Planning board approves NHMS concert, Dollar General store 

  • Crowds disperse at the conclusion of the ISM Connect 300 NASCAR Sprint Cup Series auto race at New Hampshire Motor Speedway in Loudon on Sunday, Sept. 24, 2017. (ELIZABETH FRANTZ / Monitor staff) Elizabeth Frantz

Monitor staff
Friday, November 17, 2017

It was a night of approvals in Loudon.

The planning board gave the green light Thursday for New Hampshire Motor Speedway to hold a one-time, three-day country music festival in the summer of 2018.

The decision was reason to celebrate for New Hampshire Motor Speedway Executive Vice President and General Manager David McGrath.

“We are excited to move forward with the plan for a country music festival,” McGrath said in a written statement Thursday. “This will be a terrific family-friendly event and we promise to work hard to make sure the festival is a success.”

The board also approved Dollar General’s application to build a 9,100-square-foot store on Route 106.

Neither the approval for the music festival nor the Dollar General store were made without conditions, however.

The board stipulated that permission for the speedway event be granted only for a one-time 2018 concert between the dates of June 1 and Sept. 1.

After the festival ends, the planning board will review the invasiveness of the event, especially in regards to sound.

“We will discuss how it went and how the noise levels were and what, if anything, will have to be done or changed,” board member George Saunderson said in his motion to approve the speedway’s application.

The board required that the speedway pay for a sound study to be completed during the three-day concert, which will then be compared to the Sintec sound study submitted with the speedway’s application.

This will measure the sound levels not only during concert hours – 2 and 10 p.m. – but also during all other hours of the festival.

McGrath said there would be an 11 p.m. quiet time for those camping at the speedway.

Saunderson said the speedway better heed that limitation. Invasive sound levels were a major concern for neighbors of the speedway who testified to the planning board against the festival.

“The future of the concerts is going to depend on how you control that sound,” Saunderson said.

The speedway will have local and state authorities patrolling the event 24 hours a day. There will be no firearms at the event, as per speedway policy.

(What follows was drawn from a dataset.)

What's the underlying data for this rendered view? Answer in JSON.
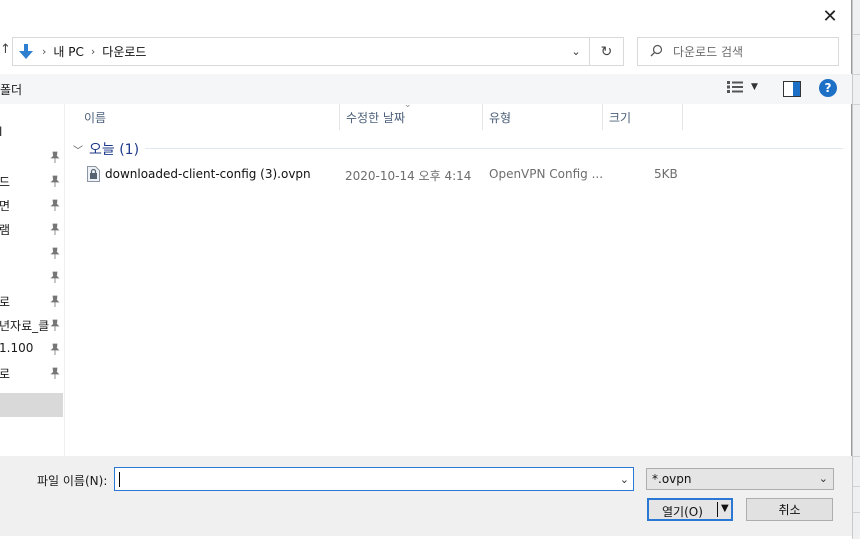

“We will treat this as we would any other NASCAR weekend as far as our security measures,” McGrath said.

Like the zoning board, the Loudon planning board decided not to touch the 1989 agreement between the speedway, the town and a group of “Concerned Racetrack Neighbors” that states the speedway “shall not permit any musical concerts of any type ... except in conjunction with racing events.”

Planning board chairman Tom Dow said the applicability of the agreement would be determined in a civil suit, if deemed necessary.

The country music festival would be promoted by Live Nation, a global entertainment company headquartered in Beverly Hills, Calif. The speedway estimates it would bring 20,000 visitors to Loudon.

As for Dollar General, final requirements before approval mostly centered around aesthetics of the store.

Matt Smith, a representative from Bohler Engineering, the firm that represents Dollar General, noted that Dollar General had changed the original design – which called for a yellow store – per request of the planning board to depict a nude-colored store with window shutters.

“I think that ultimately makes the building more muted, and a little more traditional for the area,” Smith said.

The Dollar General store will be 9,100 square feet and will be open would be from 8 a.m. to 10 p.m.